LVR is short for loan‐to‐valuation ratio — the ratio of your property loan compared to the value of the property you want to buy. So, if you purchase a property for $500 000 and you have a deposit of $100 000 — 20 per cent of the purchase price — then you have an LVR of 80/20.

Most first‐time buyers don't have a 20 per cent deposit, because it is difficult to save such a high figure while also paying rent and normal household expenses. However, just because you have less than this figure as a deposit doesn't mean you won't qualify for a property loan, although it might mean you need to change where and what you are looking at buying (more about that in later chapters). Your broker will be able to provide advice on the lenders best suited to borrowers with higher LVRs of, say, 90/10 — 90 per cent (loan) versus 10 per cent (deposit).

In Australia, the catch is that you will need to pay something called lenders mortgage insurance (LMI) — yep, another new acronym to learn. LMI is a fee that is charged to borrowers with a deposit smaller than 20 per cent of the purchase price of the property.

Now, it might sound like it's an insurance policy for you, but it's not. It's insurance for the lender via an additional fee from the buyer because of the perceived higher risk in lending money to a borrower with a smaller deposit.

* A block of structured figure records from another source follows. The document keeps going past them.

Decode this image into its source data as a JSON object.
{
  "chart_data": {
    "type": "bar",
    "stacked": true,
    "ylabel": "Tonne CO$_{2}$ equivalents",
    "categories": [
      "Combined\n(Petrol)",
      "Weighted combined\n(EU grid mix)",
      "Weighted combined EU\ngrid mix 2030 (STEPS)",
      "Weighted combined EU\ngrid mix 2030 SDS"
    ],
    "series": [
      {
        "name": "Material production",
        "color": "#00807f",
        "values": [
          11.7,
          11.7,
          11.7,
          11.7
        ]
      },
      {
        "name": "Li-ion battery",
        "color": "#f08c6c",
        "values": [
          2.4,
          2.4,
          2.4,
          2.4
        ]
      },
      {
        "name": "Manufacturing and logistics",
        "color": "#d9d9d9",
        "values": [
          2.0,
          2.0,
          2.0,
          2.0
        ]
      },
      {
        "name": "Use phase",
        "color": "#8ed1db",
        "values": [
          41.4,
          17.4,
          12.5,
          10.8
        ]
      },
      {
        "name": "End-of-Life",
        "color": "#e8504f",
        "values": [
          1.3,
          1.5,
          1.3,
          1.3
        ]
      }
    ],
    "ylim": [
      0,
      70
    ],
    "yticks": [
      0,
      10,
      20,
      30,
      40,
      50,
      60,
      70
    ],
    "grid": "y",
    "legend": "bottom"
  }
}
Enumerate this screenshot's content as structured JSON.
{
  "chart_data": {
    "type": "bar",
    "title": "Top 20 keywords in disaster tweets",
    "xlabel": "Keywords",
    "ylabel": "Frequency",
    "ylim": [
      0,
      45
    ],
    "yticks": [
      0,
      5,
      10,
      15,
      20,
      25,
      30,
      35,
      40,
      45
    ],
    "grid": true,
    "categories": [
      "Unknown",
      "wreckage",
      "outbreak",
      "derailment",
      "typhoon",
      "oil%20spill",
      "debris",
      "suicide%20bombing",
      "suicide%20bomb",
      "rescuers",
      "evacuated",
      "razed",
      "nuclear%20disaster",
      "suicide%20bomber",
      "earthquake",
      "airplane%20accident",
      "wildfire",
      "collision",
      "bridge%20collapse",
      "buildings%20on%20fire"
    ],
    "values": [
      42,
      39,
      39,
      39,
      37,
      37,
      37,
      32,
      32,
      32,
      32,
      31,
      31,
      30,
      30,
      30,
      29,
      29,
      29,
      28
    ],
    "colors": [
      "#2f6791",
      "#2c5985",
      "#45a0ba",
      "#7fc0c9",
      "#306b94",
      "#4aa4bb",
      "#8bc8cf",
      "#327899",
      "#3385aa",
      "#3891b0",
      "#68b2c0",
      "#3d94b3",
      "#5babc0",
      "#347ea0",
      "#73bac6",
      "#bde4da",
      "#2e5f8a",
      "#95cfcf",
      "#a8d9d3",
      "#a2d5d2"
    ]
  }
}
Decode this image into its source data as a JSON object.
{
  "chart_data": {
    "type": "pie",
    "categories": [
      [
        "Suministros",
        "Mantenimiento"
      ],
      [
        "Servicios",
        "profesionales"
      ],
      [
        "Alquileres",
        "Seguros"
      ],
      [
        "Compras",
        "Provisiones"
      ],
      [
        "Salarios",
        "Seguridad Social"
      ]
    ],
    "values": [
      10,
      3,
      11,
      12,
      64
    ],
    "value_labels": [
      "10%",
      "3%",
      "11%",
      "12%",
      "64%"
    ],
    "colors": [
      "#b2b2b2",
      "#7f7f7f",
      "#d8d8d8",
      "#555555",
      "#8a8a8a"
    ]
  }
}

Here's the truth about LMI: no one likes paying it, but if it makes the difference between you getting into the market sooner — or even at all — then it can be used to your advantage. That's because paying LMI, which can also be capitalised (added) onto the loan, is often a small price to pay compared to the potential capital growth the property could earn you over the additional years you will own it. For property investors, having larger property loans can also provide tax advantages, given it is only the interest component of a mortgage that is tax deductible — you should discuss this with your accountant.